Another person wrote, "Cars kill far more native wildlife than my cats. One, named Kat, kills a few mice, bunnies, and lizards a year how many of the same are killed by automobiles? I can assure you more population damage is done by cars (thus, by people) than by Kat. Also, does the fact that cats are not native exclude them from being a part of the legitimate food chain?

“My other cat, Spencer, is not even part of the equation. The only `kill' he has ever brought home was a dried up lizard that had been run over by a car days earlier. I did turn on the deck light recently to find Spencer and a possum eating out of the same food bowl. Spencer looked a little confused but kept eating. So did the possum. But I bet that possum will kill a lot more wildlife over the year than Spencer and Kat put together. So why shouldn't my cats go outside?"

And here’s an interesting environmental perspective: "House cats that go outdoors and kill small animals need to be viewed from the position of whether the environmental impact they are having is any greater than native predators would extract if they were around. Would not all these small animals have to deal with bobcats and coyotes and foxes in the real world of native animals? Maybe house cats are simply filling a role that we have already eliminated by our removal of natural predators. Maybe house cats are actually returning the outdoors closer to a natural system than what we have now without native predators."

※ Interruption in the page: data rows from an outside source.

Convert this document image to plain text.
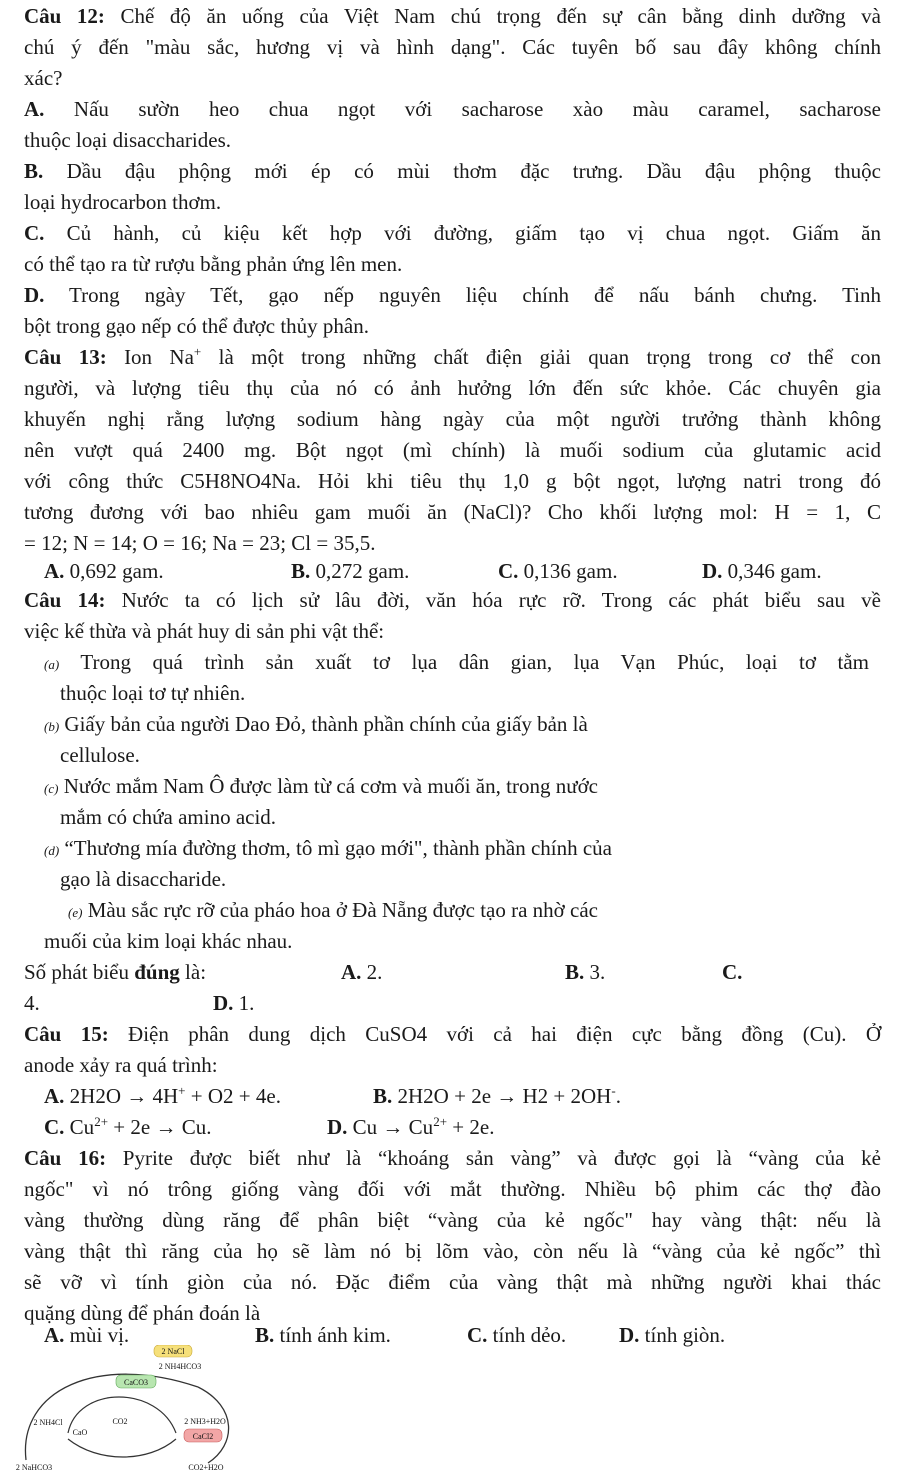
Câu 12: Chế độ ăn uống của Việt Nam chú trọng đến sự cân bằng dinh dưỡng và
chú ý đến "màu sắc, hương vị và hình dạng". Các tuyên bố sau đây không chính
xác?
A. Nấu sườn heo chua ngọt với sacharose xào màu caramel, sacharose
thuộc loại disaccharides.
B. Dầu đậu phộng mới ép có mùi thơm đặc trưng. Dầu đậu phộng thuộc
loại hydrocarbon thơm.
C. Củ hành, củ kiệu kết hợp với đường, giấm tạo vị chua ngọt. Giấm ăn
có thể tạo ra từ rượu bằng phản ứng lên men.
D. Trong ngày Tết, gạo nếp nguyên liệu chính để nấu bánh chưng. Tinh
bột trong gạo nếp có thể được thủy phân.
Câu 13: Ion Na+ là một trong những chất điện giải quan trọng trong cơ thể con
người, và lượng tiêu thụ của nó có ảnh hưởng lớn đến sức khỏe. Các chuyên gia
khuyến nghị rằng lượng sodium hàng ngày của một người trưởng thành không
nên vượt quá 2400 mg. Bột ngọt (mì chính) là muối sodium của glutamic acid
với công thức C5H8NO4Na. Hỏi khi tiêu thụ 1,0 g bột ngọt, lượng natri trong đó
tương đương với bao nhiêu gam muối ăn (NaCl)? Cho khối lượng mol: H = 1, C
= 12; N = 14; O = 16; Na = 23; Cl = 35,5.
A. 0,692 gam.	B. 0,272 gam.	C. 0,136 gam.	D. 0,346 gam.
Câu 14: Nước ta có lịch sử lâu đời, văn hóa rực rỡ. Trong các phát biểu sau về
việc kế thừa và phát huy di sản phi vật thể:
(a) Trong quá trình sản xuất tơ lụa dân gian, lụa Vạn Phúc, loại tơ tằm
thuộc loại tơ tự nhiên.
(b) Giấy bản của người Dao Đỏ, thành phần chính của giấy bản là
cellulose.
(c) Nước mắm Nam Ô được làm từ cá cơm và muối ăn, trong nước
mắm có chứa amino acid.
(d) “Thương mía đường thơm, tô mì gạo mới", thành phần chính của
gạo là disaccharide.
(e) Màu sắc rực rỡ của pháo hoa ở Đà Nẵng được tạo ra nhờ các
muối của kim loại khác nhau.
Số phát biểu đúng là:	A. 2.	B. 3.	C.
4.	D. 1.
Câu 15: Điện phân dung dịch CuSO4 với cả hai điện cực bằng đồng (Cu). Ở
anode xảy ra quá trình:
A. 2H2O → 4H+ + O2 + 4e.	B. 2H2O + 2e → H2 + 2OH-.
C. $Cu^{2+} + 2e \to Cu$.	D. $Cu \to Cu^{2+} + 2e$.
Câu 16: Pyrite được biết như là “khoáng sản vàng” và được gọi là “vàng của kẻ
ngốc" vì nó trông giống vàng đối với mắt thường. Nhiều bộ phim các thợ đào
vàng thường dùng răng để phân biệt “vàng của kẻ ngốc" hay vàng thật: nếu là
vàng thật thì răng của họ sẽ làm nó bị lõm vào, còn nếu là “vàng của kẻ ngốc” thì
sẽ vỡ vì tính giòn của nó. Đặc điểm của vàng thật mà những người khai thác
quặng dùng để phán đoán là
A. mùi vị.	B. tính ánh kim.	C. tính dẻo.	D. tính giòn.
2 NaCl
2 NH4HCO3
CaCO3
2 NH4Cl	CO2	2 NH3+H2O
CaO	CaCl2
2 NaHCO3	CO2+H2O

Whether people should be required or at least encouraged to keep their cats indoors will never be resolved to everyone's satisfaction. As far as Jack and Rita go, they will probably stay inside, in part because we enjoy watching the birds in the backyard. And to be sure, the cats would take their toll. But also, as accurately noted above, cars kill far more animals than do outdoor cats. I am less worried about our backyard wildlife than about finding either of our kitty cats dead in the street that runs in front of the house.